A news report from the BBC reveals that a 29-year-old Brazilian doctor, Thaune Nunes Ferreira, working in a small town outside Sao Paulo was arrested over the weekend for allegedly using prosthetic silicone fingers to fake the presence of six of her colleagues.
That’s right. If you can find a decent fingerprint and a way to manufacture silicone objects (as some 3D printers can), you probably have what it takes to break-into anything that requires a finger scan.
The hospital where Ferreira worked had a finger-scanning device used to take the attendance of its employees, and the doctor claimed she was forced to scam the device under threat of losing her job. But her tactic may have been just one ploy in a much bigger fraud. According to the local mayor, the police investigation that busted Ferreira was part of a broader inquiry that implicated around 300 of the town’s workers for collecting wages without regularly showing up to work.
As creative as Ferreira’s tactic is, it’s hardly the first case of fingerprint hacking we’ve seen.
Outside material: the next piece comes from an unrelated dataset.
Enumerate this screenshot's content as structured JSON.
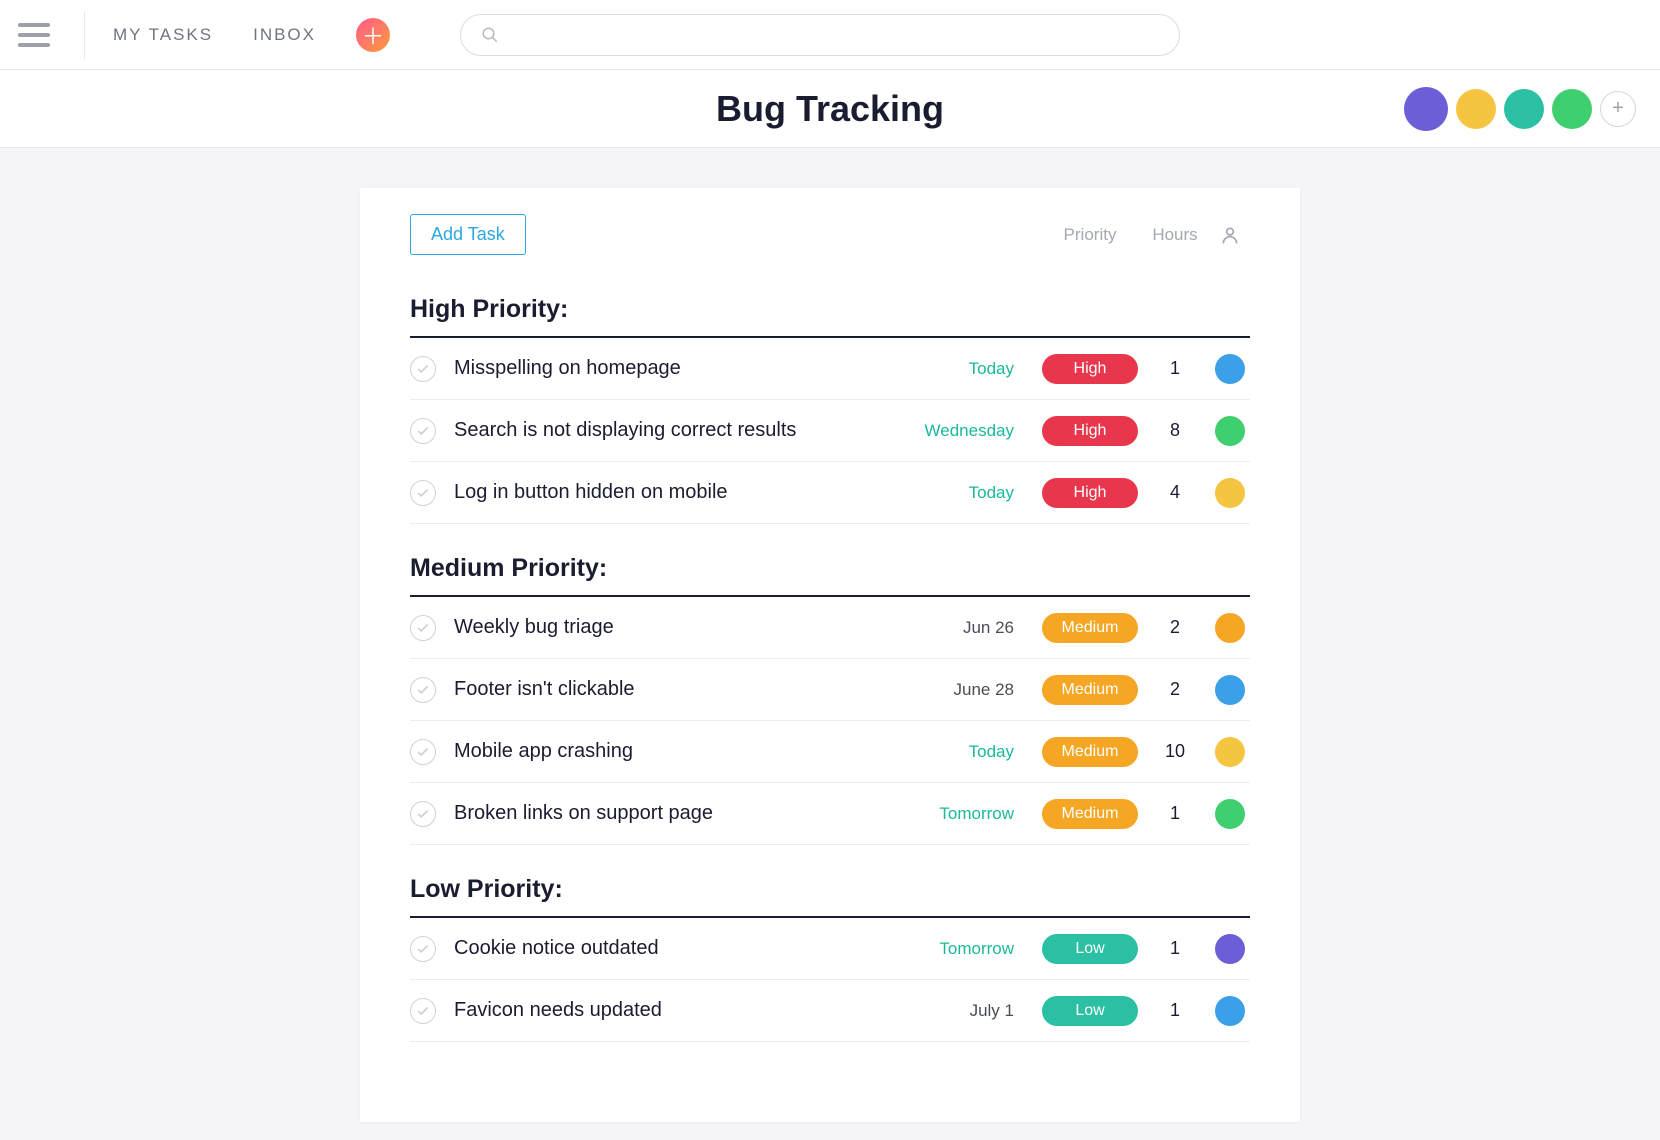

And apparently, would-be hackers don’t even need a real fingerprint. According to a CNN report last summer, Italian researchers figured out in 2011 how to reconstruct fingerprints starting with a digital template commonly stored by biometric security systems to archive fingerprint information. Rather than using an actual fingerprint, the scientists used data alone to create the same kind of “gummy finger” used by Ferreira.
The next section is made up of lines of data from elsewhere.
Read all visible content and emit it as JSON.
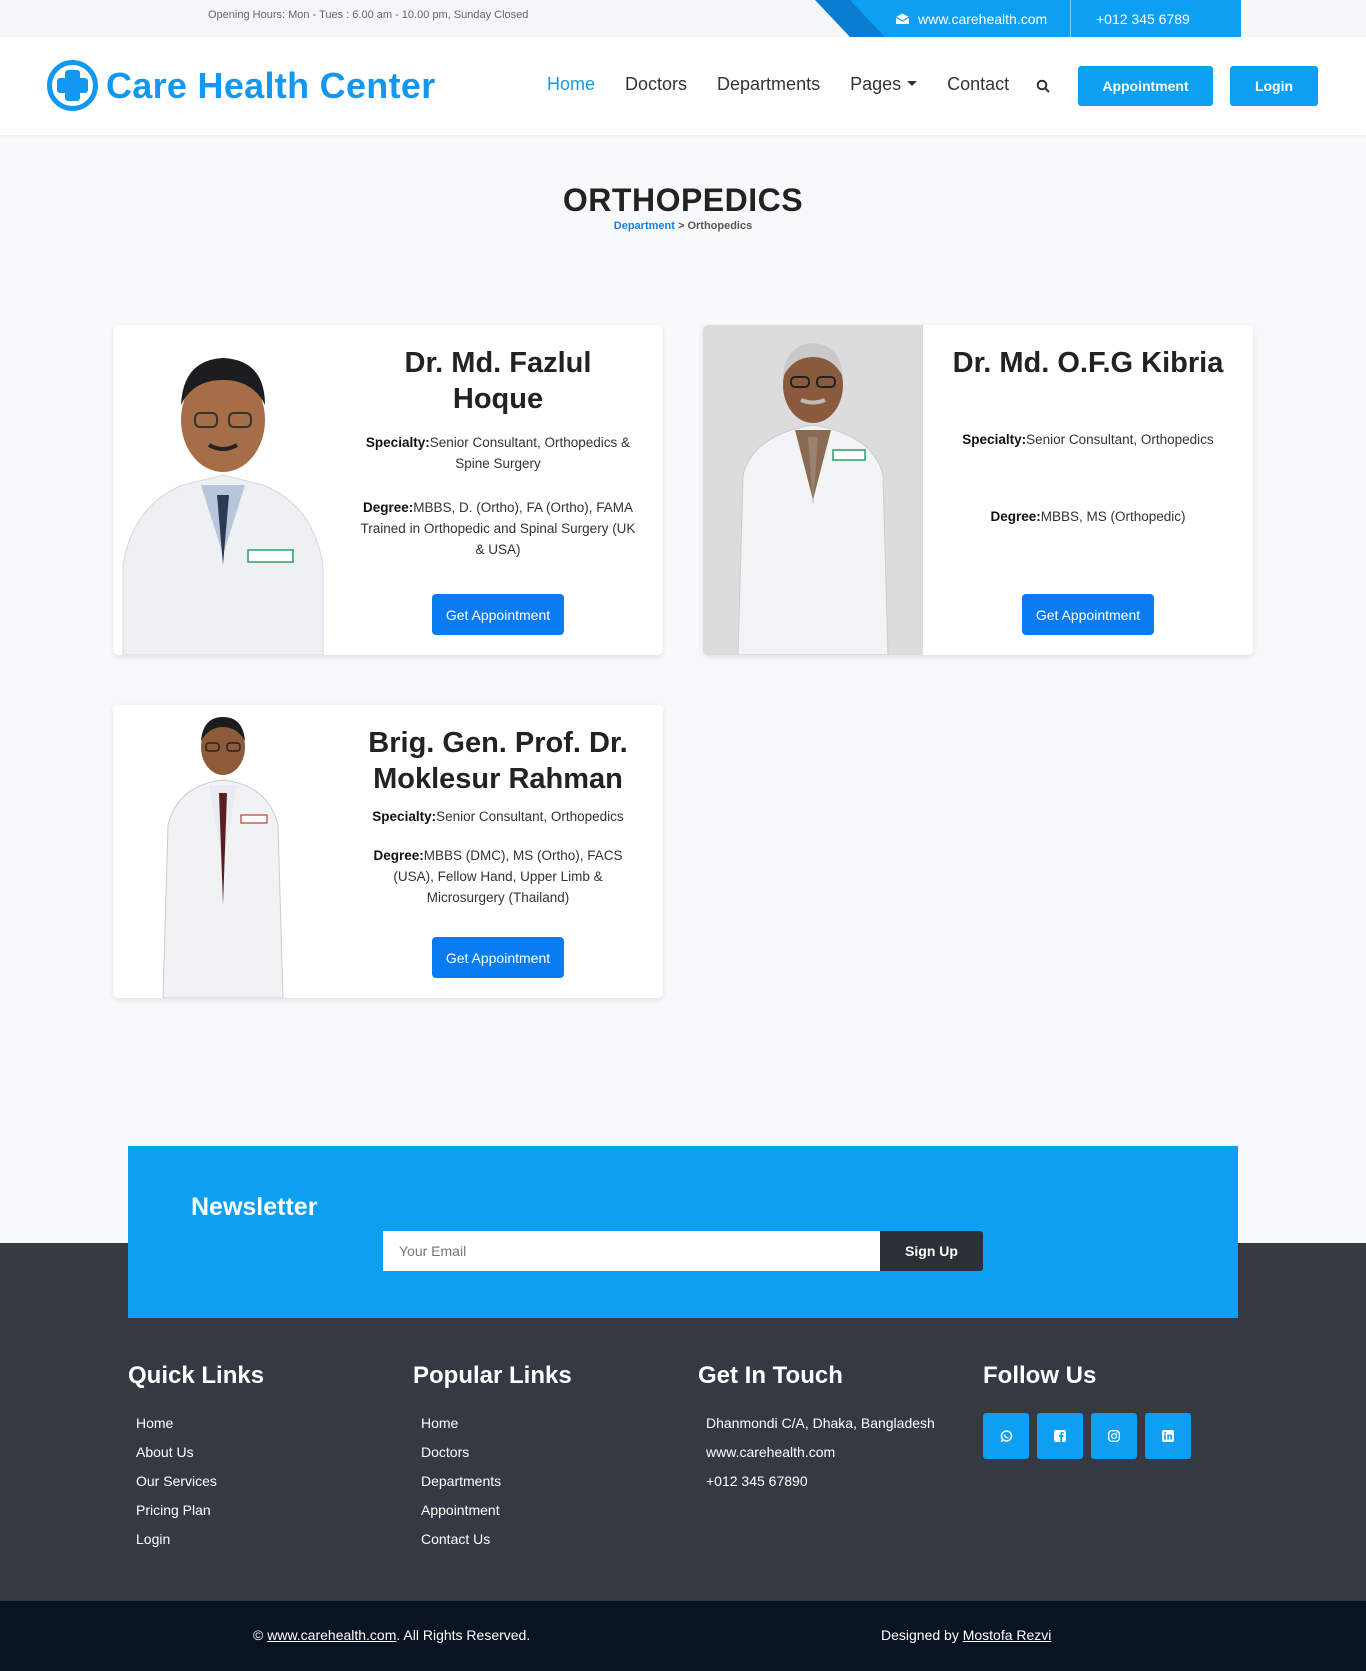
{
  "topbar": {
    "hours": "Opening Hours: Mon - Tues : 6.00 am - 10.00 pm, Sunday Closed",
    "site": "www.carehealth.com",
    "phone": "+012 345 6789"
  },
  "header": {
    "logo_text": "Care Health Center",
    "nav": [
      "Home",
      "Doctors",
      "Departments",
      "Pages",
      "Contact"
    ],
    "appointment_label": "Appointment",
    "login_label": "Login"
  },
  "page": {
    "title": "ORTHOPEDICS",
    "breadcrumb_link": "Department",
    "breadcrumb_sep": " > ",
    "breadcrumb_current": "Orthopedics"
  },
  "doctors": [
    {
      "name": "Dr. Md. Fazlul Hoque",
      "specialty_label": "Specialty:",
      "specialty": "Senior Consultant, Orthopedics & Spine Surgery",
      "degree_label": "Degree:",
      "degree": "MBBS, D. (Ortho), FA (Ortho), FAMA Trained in Orthopedic and Spinal Surgery (UK & USA)",
      "button": "Get Appointment"
    },
    {
      "name": "Dr. Md. O.F.G Kibria",
      "specialty_label": "Specialty:",
      "specialty": "Senior Consultant, Orthopedics",
      "degree_label": "Degree:",
      "degree": "MBBS, MS (Orthopedic)",
      "button": "Get Appointment"
    },
    {
      "name": "Brig. Gen. Prof. Dr. Moklesur Rahman",
      "specialty_label": "Specialty:",
      "specialty": "Senior Consultant, Orthopedics",
      "degree_label": "Degree:",
      "degree": "MBBS (DMC), MS (Ortho), FACS (USA), Fellow Hand, Upper Limb & Microsurgery (Thailand)",
      "button": "Get Appointment"
    }
  ],
  "newsletter": {
    "title": "Newsletter",
    "placeholder": "Your Email",
    "button": "Sign Up"
  },
  "footer": {
    "quick_links": {
      "title": "Quick Links",
      "items": [
        "Home",
        "About Us",
        "Our Services",
        "Pricing Plan",
        "Login"
      ]
    },
    "popular_links": {
      "title": "Popular Links",
      "items": [
        "Home",
        "Doctors",
        "Departments",
        "Appointment",
        "Contact Us"
      ]
    },
    "get_in_touch": {
      "title": "Get In Touch",
      "items": [
        "Dhanmondi C/A, Dhaka, Bangladesh",
        "www.carehealth.com",
        "+012 345 67890"
      ]
    },
    "follow_us": {
      "title": "Follow Us",
      "icons": [
        "whatsapp-icon",
        "facebook-icon",
        "instagram-icon",
        "linkedin-icon"
      ]
    }
  },
  "bottombar": {
    "copy_prefix": "© ",
    "copy_link": "www.carehealth.com",
    "copy_suffix": ". All Rights Reserved.",
    "designed_prefix": "Designed by ",
    "designed_link": "Mostofa Rezvi"
  },
  "colors": {
    "primary": "#0d9ff1",
    "button_blue": "#0a7cf2",
    "footer": "#353941",
    "bottom": "#0a1322"
  }
}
Even iris scanners are susceptible to hacking, the article continues:
Iris scanners take an image of the eye, stretch the iris out into a rectangle, and then create a template of 0s and 1s called an "iriscode." In image form, it resembles a series of black and white pixels in a long, narrow rectangle. It looks nothing like an actual iris.
But don't tell that to an iris scanning system. By making an image out of the stored iriscode, stretching it into a circle, and feeding it back into the system, Galbally's team was able to get into the system with an 87% success rate.
But it’s not just companies and people with high security clearances that need worry. Everyday people can get finger hacked just by going to the ATM. Stories over the last few years have shown that thieves using digital infrared cameras can steal your PIN by detecting heat traces left behind by your fingers on the numeric keypad.
Of course, when it comes to fingerprint hacking, there’s always the much easier (if significantly more gruesome) method of hacking fingerprints—by literally hacking off fingers. Reports of thieves actually cutting off fingers to fool security systems are scarce, but it has happened.
As the BBC reported in 2005, a gang of thieves in Kuala Lumpur, Malaysia, hacked off a man’s finger with a machete to steal his Mercedes S-Class, which was fingerprint protected. According to the report, the car can fetch up to $75,000 because of high import tariffs. Luckily, a German company called Dermalog Identification Systems invented technology in 2011 they say can distinguish between living and dead tissue, which would help deter would-be digital thieves.
No word on whether hackers have figured out how to successfully use enucleation (eyeball removal) to hack eye scanners.